8. The geothermal grout composition of claim 1, where the composition is suitable for commercial and residential use.

9. A geothermal grout composition, comprising:

a first component comprising a source of reactive silica and alumina, wherein the source of reactive silica and alumina comprises about 70% to 95% of the composition, the first component further comprising carbon, the carbon being about 0% to 40% of the composition; and

a second component selected from at least one of: cement, lime, hydrated lime, lime kiln dust, cement kiln dust, calcium sulfate, and any combination thereof, wherein the second component comprises about 5% to 30% of the composition.

10. The geothermal grout composition of claim 9, wherein the first component further comprises at least one of: fly ash, blast furnace slag, natural pozzolans, and any combination of fly ash, blast furnace slag, and natural pozzolans.

11. A method, comprising the step of:

mixing a first component with a second component and a third component to yield a geothermal grout composition, wherein the first component comprises a source of reactive silica and alumina, and wherein the source of reactive silica and alumina comprises about 70% to 95% of the composition, and the second component is selected from at least one of: cement, lime, hydrated lime, lime kiln dust, cement kiln dust, calcium sulfate, and any combination thereof, wherein the second component comprises about 5% to 30% of the composition, and the third component comprises a carbon additive, wherein the carbon additive comprises about 0% to 40% of the composition.
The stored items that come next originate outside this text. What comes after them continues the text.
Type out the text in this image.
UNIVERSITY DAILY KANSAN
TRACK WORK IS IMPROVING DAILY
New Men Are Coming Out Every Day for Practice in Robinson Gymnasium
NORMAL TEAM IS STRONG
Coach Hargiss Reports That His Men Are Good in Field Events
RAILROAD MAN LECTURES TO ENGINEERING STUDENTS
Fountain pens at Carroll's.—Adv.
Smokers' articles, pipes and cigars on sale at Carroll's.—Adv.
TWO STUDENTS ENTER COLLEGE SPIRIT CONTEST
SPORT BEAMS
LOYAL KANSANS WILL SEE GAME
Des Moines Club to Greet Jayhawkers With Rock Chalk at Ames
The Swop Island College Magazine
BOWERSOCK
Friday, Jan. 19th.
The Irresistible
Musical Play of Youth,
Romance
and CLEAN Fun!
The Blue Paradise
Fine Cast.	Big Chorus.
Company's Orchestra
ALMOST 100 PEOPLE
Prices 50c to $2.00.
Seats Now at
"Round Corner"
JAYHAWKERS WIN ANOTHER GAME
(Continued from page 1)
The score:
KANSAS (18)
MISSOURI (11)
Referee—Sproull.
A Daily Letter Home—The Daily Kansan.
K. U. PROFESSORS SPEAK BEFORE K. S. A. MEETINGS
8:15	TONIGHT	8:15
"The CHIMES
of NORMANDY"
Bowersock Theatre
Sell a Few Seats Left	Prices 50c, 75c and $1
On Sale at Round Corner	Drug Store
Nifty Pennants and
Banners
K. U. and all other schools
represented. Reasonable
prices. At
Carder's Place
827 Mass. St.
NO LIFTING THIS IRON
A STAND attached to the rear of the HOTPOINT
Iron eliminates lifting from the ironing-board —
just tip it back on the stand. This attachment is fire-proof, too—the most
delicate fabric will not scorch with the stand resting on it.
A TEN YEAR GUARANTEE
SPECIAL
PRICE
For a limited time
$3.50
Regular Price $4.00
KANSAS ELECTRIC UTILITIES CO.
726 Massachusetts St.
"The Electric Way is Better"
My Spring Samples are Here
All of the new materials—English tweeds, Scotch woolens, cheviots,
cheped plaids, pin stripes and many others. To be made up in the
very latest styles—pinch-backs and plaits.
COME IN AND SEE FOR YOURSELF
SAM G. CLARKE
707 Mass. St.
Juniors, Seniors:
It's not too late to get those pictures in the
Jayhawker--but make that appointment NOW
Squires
12. A method, comprising the steps of:

obtaining a first component, wherein the first component comprises a source of reactive silica and alumina, and wherein the source of reactive silica and alumina comprises about 70% to 95% of the composition;

obtaining a second component selected from at least one of: cement, lime, hydrated lime, lime kiln dust, cement kiln dust, calcium sulfate, and any combination thereof, wherein the second component comprises about 5% to 30% of the composition;

obtaining a third component, wherein the third component comprises a carbon additive, wherein the carbon additive comprises about 0% to 40% of the composition; and

mixing the first component, the second component, and the third component.

13. The method of claim 12, wherein the step of mixing the first component, the second component and the third component further comprises mixing the first component, the second component and the third component in a batch weighing system.

14. The method of claim 11, further comprising mixing the composition comprised of the first component, the second component, and the third component with water and injecting the composition into at least one bored hole in the surface of the earth so that the composition surrounds at least a portion of a pipe of a loop of a geothermal heat pump system.

15. The method of claim 12, further comprising mixing the composition comprised of the first component, the second component, and the third component with water and injecting the composition into at least one bored hole in the surface of the earth so that the composition surrounds at least a portion of a pipe of a loop of a geothermal heat pump system.